Fort Popham is just a half a mile up the road from
My Haunted New England Tour this month could do with a few more ruins and I do love a good fort. When I drove up the sun was starting the set and the place was besieged by other photographers. They all had fine equipment and severe introversion. This was the first time I found myself flung into a whole group of other photo hounds. I found the experience fascinating. Everyone was polite and weary of each other. The only conversation I could hear was something to the effect of, “Let me know if I am in your way!” “Likewise!” Also people don’t know how to respond when you say likewise or ditto. Lessons learned. Ah well, if they wanted to be left alone I was happy to do so. I wasn’t looking for coffee or conversation anyway.

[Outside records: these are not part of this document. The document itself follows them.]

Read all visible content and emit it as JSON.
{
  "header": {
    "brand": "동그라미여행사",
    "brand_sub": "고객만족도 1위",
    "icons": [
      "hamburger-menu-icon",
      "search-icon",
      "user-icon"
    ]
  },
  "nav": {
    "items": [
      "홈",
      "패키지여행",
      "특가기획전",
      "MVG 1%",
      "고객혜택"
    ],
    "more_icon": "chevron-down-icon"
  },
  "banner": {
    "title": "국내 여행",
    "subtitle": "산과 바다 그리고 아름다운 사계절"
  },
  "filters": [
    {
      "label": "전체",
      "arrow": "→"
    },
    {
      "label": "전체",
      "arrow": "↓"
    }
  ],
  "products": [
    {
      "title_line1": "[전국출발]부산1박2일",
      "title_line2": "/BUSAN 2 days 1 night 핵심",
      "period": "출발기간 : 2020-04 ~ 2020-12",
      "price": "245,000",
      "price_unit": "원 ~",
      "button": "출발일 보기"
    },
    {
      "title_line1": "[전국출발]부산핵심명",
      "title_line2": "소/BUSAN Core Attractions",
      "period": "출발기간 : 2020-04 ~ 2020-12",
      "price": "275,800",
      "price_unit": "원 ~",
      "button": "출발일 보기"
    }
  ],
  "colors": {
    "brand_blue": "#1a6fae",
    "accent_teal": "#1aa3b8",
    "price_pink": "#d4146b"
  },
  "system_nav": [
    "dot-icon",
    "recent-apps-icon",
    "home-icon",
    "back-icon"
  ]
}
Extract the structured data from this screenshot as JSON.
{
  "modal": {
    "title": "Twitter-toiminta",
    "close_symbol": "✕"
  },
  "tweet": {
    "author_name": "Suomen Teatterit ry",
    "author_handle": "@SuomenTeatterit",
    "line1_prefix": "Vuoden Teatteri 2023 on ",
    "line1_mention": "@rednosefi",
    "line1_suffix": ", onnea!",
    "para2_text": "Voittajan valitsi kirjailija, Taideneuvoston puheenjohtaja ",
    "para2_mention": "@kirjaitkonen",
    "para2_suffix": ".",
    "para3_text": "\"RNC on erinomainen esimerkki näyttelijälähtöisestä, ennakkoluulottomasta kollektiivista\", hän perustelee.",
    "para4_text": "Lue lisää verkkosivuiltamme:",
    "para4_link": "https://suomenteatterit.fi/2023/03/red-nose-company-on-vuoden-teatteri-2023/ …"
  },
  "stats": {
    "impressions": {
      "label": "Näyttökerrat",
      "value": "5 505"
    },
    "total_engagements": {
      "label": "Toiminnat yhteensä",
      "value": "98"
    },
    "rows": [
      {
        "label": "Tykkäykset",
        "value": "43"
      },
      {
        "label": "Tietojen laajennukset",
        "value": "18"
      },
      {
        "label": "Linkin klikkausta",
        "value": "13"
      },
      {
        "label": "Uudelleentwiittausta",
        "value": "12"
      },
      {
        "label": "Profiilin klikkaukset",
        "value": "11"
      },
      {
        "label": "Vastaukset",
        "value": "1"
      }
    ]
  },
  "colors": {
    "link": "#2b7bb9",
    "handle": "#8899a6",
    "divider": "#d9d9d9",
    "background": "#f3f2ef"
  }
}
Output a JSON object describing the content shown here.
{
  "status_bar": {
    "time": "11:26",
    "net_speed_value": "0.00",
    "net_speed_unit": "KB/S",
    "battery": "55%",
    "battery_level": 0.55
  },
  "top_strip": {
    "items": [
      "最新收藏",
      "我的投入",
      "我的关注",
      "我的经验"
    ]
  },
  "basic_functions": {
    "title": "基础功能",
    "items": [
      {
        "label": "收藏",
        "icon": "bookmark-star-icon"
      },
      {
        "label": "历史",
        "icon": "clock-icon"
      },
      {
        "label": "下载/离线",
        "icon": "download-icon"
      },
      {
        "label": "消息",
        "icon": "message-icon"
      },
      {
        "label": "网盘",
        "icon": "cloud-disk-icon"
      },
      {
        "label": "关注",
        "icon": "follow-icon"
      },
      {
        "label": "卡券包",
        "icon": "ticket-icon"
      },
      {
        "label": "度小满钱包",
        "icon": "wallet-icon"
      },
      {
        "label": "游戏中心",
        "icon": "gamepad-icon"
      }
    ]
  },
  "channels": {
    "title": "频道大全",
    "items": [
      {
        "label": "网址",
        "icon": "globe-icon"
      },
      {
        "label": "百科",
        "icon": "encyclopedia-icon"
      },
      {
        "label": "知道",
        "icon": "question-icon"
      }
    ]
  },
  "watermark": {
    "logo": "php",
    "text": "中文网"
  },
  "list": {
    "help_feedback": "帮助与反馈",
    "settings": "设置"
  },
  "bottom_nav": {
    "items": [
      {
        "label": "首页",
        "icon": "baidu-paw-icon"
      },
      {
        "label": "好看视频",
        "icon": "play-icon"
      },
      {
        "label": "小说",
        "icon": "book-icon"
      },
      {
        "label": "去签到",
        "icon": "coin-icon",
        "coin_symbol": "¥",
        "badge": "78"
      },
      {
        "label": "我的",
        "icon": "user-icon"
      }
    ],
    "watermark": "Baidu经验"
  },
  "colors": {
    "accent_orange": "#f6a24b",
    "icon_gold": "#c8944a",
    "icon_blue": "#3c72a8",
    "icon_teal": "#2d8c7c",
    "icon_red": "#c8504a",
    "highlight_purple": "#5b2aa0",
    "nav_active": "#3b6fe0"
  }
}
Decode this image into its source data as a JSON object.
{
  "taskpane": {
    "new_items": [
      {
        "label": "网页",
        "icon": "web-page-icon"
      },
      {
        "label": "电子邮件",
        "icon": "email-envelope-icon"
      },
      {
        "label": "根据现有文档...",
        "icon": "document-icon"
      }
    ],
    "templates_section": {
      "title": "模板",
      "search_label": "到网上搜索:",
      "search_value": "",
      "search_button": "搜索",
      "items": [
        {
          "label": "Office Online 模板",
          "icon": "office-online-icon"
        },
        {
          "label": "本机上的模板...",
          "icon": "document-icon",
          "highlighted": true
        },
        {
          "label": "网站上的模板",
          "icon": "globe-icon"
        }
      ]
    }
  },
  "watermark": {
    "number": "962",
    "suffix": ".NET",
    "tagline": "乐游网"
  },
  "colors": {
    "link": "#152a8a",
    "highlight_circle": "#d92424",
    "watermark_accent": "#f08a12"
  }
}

The fort was bigger than I remembered and had gorgeous stone archways. You could crawl around almost the whole perimeter and see how grandly it was perched there on the rocks overlooking the ocean. I was struck by its majesty. And the beach next to it had some very interesting piles of driftwood. More whimsy photos! But I think the best part of all of this was when I stopped a few hundred feet up the road and found an old battery (?) which I could walk into. When I came out I decided I really should visit the out house before going home so I walked the beach back up towards the fort. That’s when I noticed the moon had come out early and was huge and looming in the sky as if it was just waiting to be plucked like a flower. It had caught the attention of a number of the other photographers and I revealed in this new opportunity. I love the moon but I’ve never taken serious photos of it, especially not wistfully floating above a drop dead gorgeous bay and a tiny New England town. It was a perfect end to a perfect day.